L’instauration d’un registre des actifs agricoles cache un débat symbolique sur ce qu’est aujourd’hui un agriculteur. J’ai toujours été sceptique sur l’idée d’un registre, car je ne vois pas bien comment concilier l’approche objective classique, qui vise à appréhender le droit rural au travers de la définition de l’activité agricole, avec une approche subjective qui consisterait à définir l’agriculteur pour lui accorder des droits (aides, contrôle des structures…). La définition actuelle de l’activité agricole est imparfaite, mais elle a le mérite d’offrir une certaine sécurité juridique. Si on mélange ces deux clés d’entrée (l’acte et l’individu), se posera fatalement la question du sort de l’agriculteur qui exercerait une activité agricole au sens du code rural, mais qui ne figurerait pas sur le registre… Serait-ce un agriculteur clandestin ?
Tout se passe comme si le registre de l’actif agricole s’était construit sur un mode défensif, en réaction à une évolution de la manière d’exercer l’activité agricole. Certains ne s’y retrouvent plus et se posent la question du modèle à définir, l’objectif étant d’inscrire uniquement ceux qui seraient considérés comme vertueux. Une telle approche revient à graver un modèle dans le marbre, sans laisser la place aux évolutions, aux adaptations.
Nous pourrions au contraire envisager l’outil de manière positive, en l’inscrivant dans une vision dynamique, d’intégration et non d’exclusion.

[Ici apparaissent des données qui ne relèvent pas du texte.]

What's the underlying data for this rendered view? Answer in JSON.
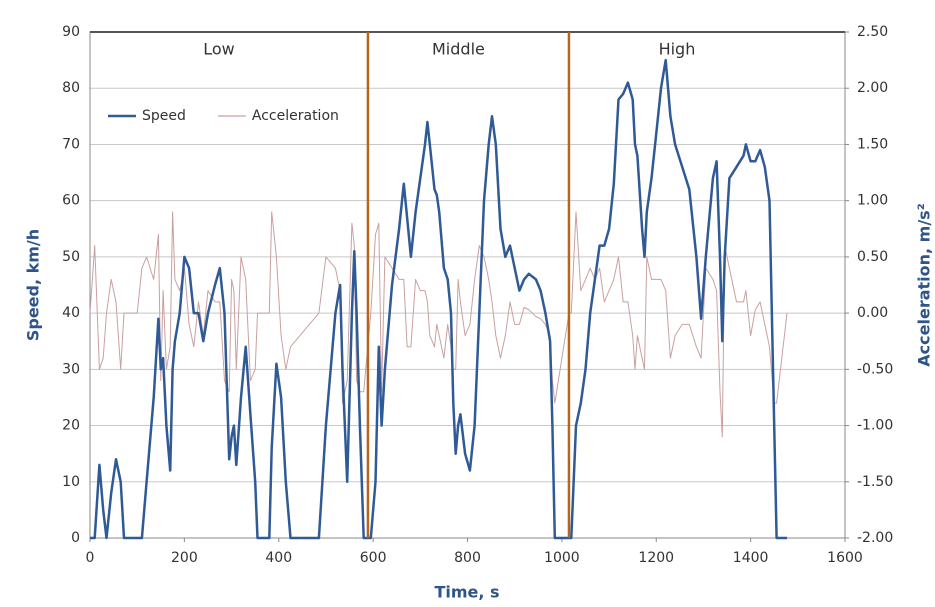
{
  "chart_data": {
    "type": "line",
    "x_label": "Time, s",
    "y_label": "Speed, km/h",
    "y2_label": "Acceleration, m/s²",
    "x": [
      0,
      10,
      20,
      28,
      35,
      45,
      55,
      65,
      72,
      100,
      110,
      120,
      135,
      145,
      150,
      155,
      162,
      170,
      175,
      180,
      190,
      200,
      210,
      220,
      230,
      240,
      250,
      265,
      275,
      285,
      295,
      300,
      305,
      310,
      320,
      330,
      340,
      350,
      355,
      380,
      385,
      395,
      405,
      415,
      425,
      485,
      500,
      520,
      530,
      535,
      545,
      555,
      560,
      565,
      572,
      580,
      595,
      605,
      612,
      618,
      625,
      640,
      655,
      665,
      672,
      680,
      690,
      700,
      710,
      715,
      720,
      730,
      735,
      740,
      750,
      758,
      765,
      770,
      775,
      780,
      785,
      795,
      805,
      815,
      825,
      835,
      845,
      852,
      860,
      870,
      880,
      890,
      900,
      910,
      920,
      930,
      945,
      955,
      965,
      975,
      980,
      985,
      1015,
      1020,
      1030,
      1040,
      1050,
      1060,
      1070,
      1080,
      1090,
      1100,
      1110,
      1120,
      1130,
      1140,
      1150,
      1155,
      1160,
      1170,
      1175,
      1180,
      1190,
      1200,
      1210,
      1220,
      1230,
      1240,
      1255,
      1270,
      1285,
      1295,
      1305,
      1320,
      1328,
      1335,
      1340,
      1345,
      1355,
      1370,
      1385,
      1390,
      1400,
      1410,
      1420,
      1430,
      1440,
      1450,
      1455,
      1477
    ],
    "series": [
      {
        "name": "Speed",
        "color": "#2f5a96",
        "values": [
          0,
          0,
          13,
          5,
          0,
          8,
          14,
          10,
          0,
          0,
          0,
          10,
          25,
          39,
          30,
          32,
          20,
          12,
          30,
          35,
          40,
          50,
          48,
          40,
          40,
          35,
          40,
          45,
          48,
          40,
          14,
          18,
          20,
          13,
          25,
          34,
          22,
          10,
          0,
          0,
          16,
          31,
          25,
          10,
          0,
          0,
          20,
          40,
          45,
          30,
          10,
          40,
          51,
          40,
          20,
          0,
          0,
          10,
          34,
          20,
          30,
          45,
          55,
          63,
          57,
          50,
          58,
          64,
          70,
          74,
          70,
          62,
          61,
          58,
          48,
          46,
          40,
          24,
          15,
          20,
          22,
          15,
          12,
          20,
          40,
          60,
          70,
          75,
          70,
          55,
          50,
          52,
          48,
          44,
          46,
          47,
          46,
          44,
          40,
          35,
          20,
          0,
          0,
          0,
          20,
          24,
          30,
          40,
          46,
          52,
          52,
          55,
          63,
          78,
          79,
          81,
          78,
          70,
          68,
          55,
          50,
          58,
          64,
          72,
          80,
          85,
          75,
          70,
          66,
          62,
          50,
          39,
          50,
          64,
          67,
          50,
          35,
          50,
          64,
          66,
          68,
          70,
          67,
          67,
          69,
          66,
          60,
          20,
          0,
          0
        ]
      },
      {
        "name": "Acceleration",
        "color": "#c9a0a0",
        "axis": "y2",
        "values": [
          0,
          0.6,
          -0.5,
          -0.4,
          0,
          0.3,
          0.1,
          -0.5,
          0,
          0,
          0.4,
          0.5,
          0.3,
          0.7,
          -0.6,
          0.2,
          -0.5,
          -0.3,
          0.9,
          0.3,
          0.2,
          0.4,
          -0.1,
          -0.3,
          0.1,
          -0.2,
          0.2,
          0.1,
          0.1,
          -0.6,
          -0.7,
          0.3,
          0.2,
          -0.5,
          0.5,
          0.3,
          -0.6,
          -0.5,
          0,
          0,
          0.9,
          0.5,
          -0.2,
          -0.5,
          -0.3,
          0,
          0.5,
          0.4,
          0.2,
          -0.8,
          -0.6,
          0.8,
          0.6,
          -0.6,
          -0.7,
          -0.7,
          0,
          0.7,
          0.8,
          -0.7,
          0.5,
          0.4,
          0.3,
          0.3,
          -0.3,
          -0.3,
          0.3,
          0.2,
          0.2,
          0.1,
          -0.2,
          -0.3,
          -0.1,
          -0.2,
          -0.4,
          -0.1,
          -0.3,
          -0.5,
          -0.5,
          0.3,
          0.1,
          -0.2,
          -0.1,
          0.3,
          0.6,
          0.5,
          0.3,
          0.1,
          -0.2,
          -0.4,
          -0.2,
          0.1,
          -0.1,
          -0.1,
          0.05,
          0.03,
          -0.03,
          -0.05,
          -0.1,
          -0.2,
          -0.6,
          -0.8,
          0,
          0,
          0.9,
          0.2,
          0.3,
          0.4,
          0.3,
          0.4,
          0.1,
          0.2,
          0.3,
          0.5,
          0.1,
          0.1,
          -0.2,
          -0.5,
          -0.2,
          -0.4,
          -0.5,
          0.5,
          0.3,
          0.3,
          0.3,
          0.2,
          -0.4,
          -0.2,
          -0.1,
          -0.1,
          -0.3,
          -0.4,
          0.4,
          0.3,
          0.2,
          -0.7,
          -1.1,
          0.6,
          0.4,
          0.1,
          0.1,
          0.2,
          -0.2,
          0.03,
          0.1,
          -0.1,
          -0.3,
          -0.8,
          -0.8,
          0
        ]
      }
    ],
    "xlim": [
      0,
      1600
    ],
    "xticks": [
      0,
      200,
      400,
      600,
      800,
      1000,
      1200,
      1400,
      1600
    ],
    "ylim": [
      0,
      90
    ],
    "yticks": [
      0,
      10,
      20,
      30,
      40,
      50,
      60,
      70,
      80,
      90
    ],
    "y2lim": [
      -2,
      2.5
    ],
    "y2ticks": [
      {
        "value": -2,
        "label": "-2.00"
      },
      {
        "value": -1.5,
        "label": "-1.50"
      },
      {
        "value": -1,
        "label": "-1.00"
      },
      {
        "value": -0.5,
        "label": "-0.50"
      },
      {
        "value": 0,
        "label": "0.00"
      },
      {
        "value": 0.5,
        "label": "0.50"
      },
      {
        "value": 1,
        "label": "1.00"
      },
      {
        "value": 1.5,
        "label": "1.50"
      },
      {
        "value": 2,
        "label": "2.00"
      },
      {
        "value": 2.5,
        "label": "2.50"
      }
    ],
    "grid": true,
    "legend": "upper left",
    "dividers": [
      589,
      1015
    ],
    "divider_color": "#b5651d",
    "region_labels": [
      "Low",
      "Middle",
      "High"
    ]
  }
}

Il conviendrait alors de repenser la définition de l’activité agricole en lui reconnaissant sa multifonctionnalité.
Les activités paracommerciales qui ont pour support l’exploitation, physique ou économique, devraient être réputées agricoles dès lors qu’elles sont réalisées par une personne exerçant une activité agricole par nature. Le registre jouerait alors le rôle de garde-fou : seuls les inscrits pourraient bénéficier de cette vision élargie de l’agriculture. Toute la difficulté serait de faire la preuve de l’exercice d’une activité agricole par nature…

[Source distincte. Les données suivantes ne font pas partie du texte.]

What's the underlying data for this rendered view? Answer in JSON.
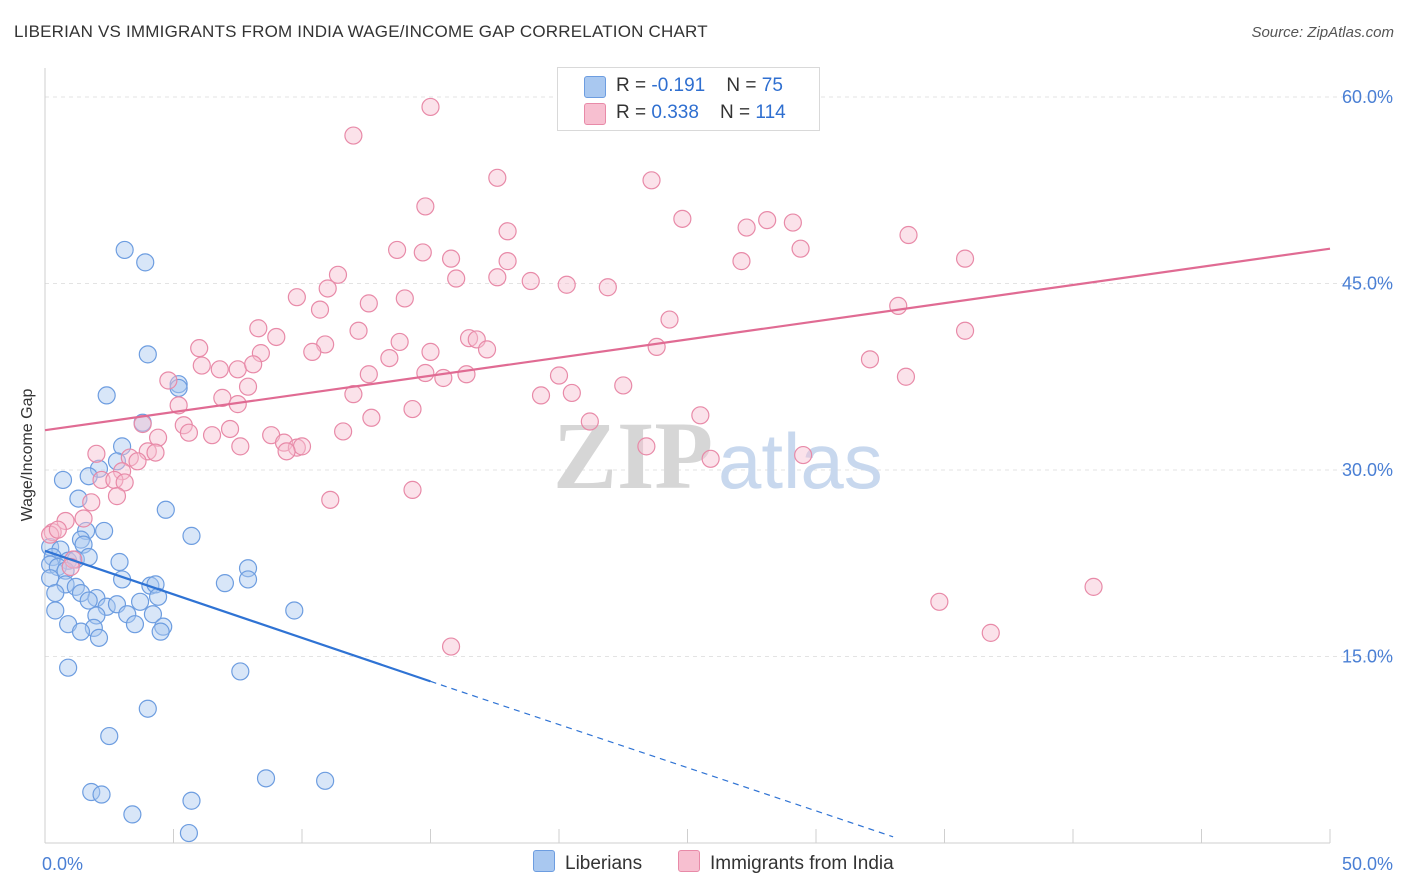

Nous sommes encore très loin d’une telle approche. Le sujet du bon et du mauvais agriculteur a été lancé, mais personne ne s’est entendu sur les critères à mettre en place. Il en résulte que le registre n’exclut quasiment personne, et sa portée demeure limitée. Mais l’outil existe désormais et nul ne peut prédire ce qu’un législateur en fera demain.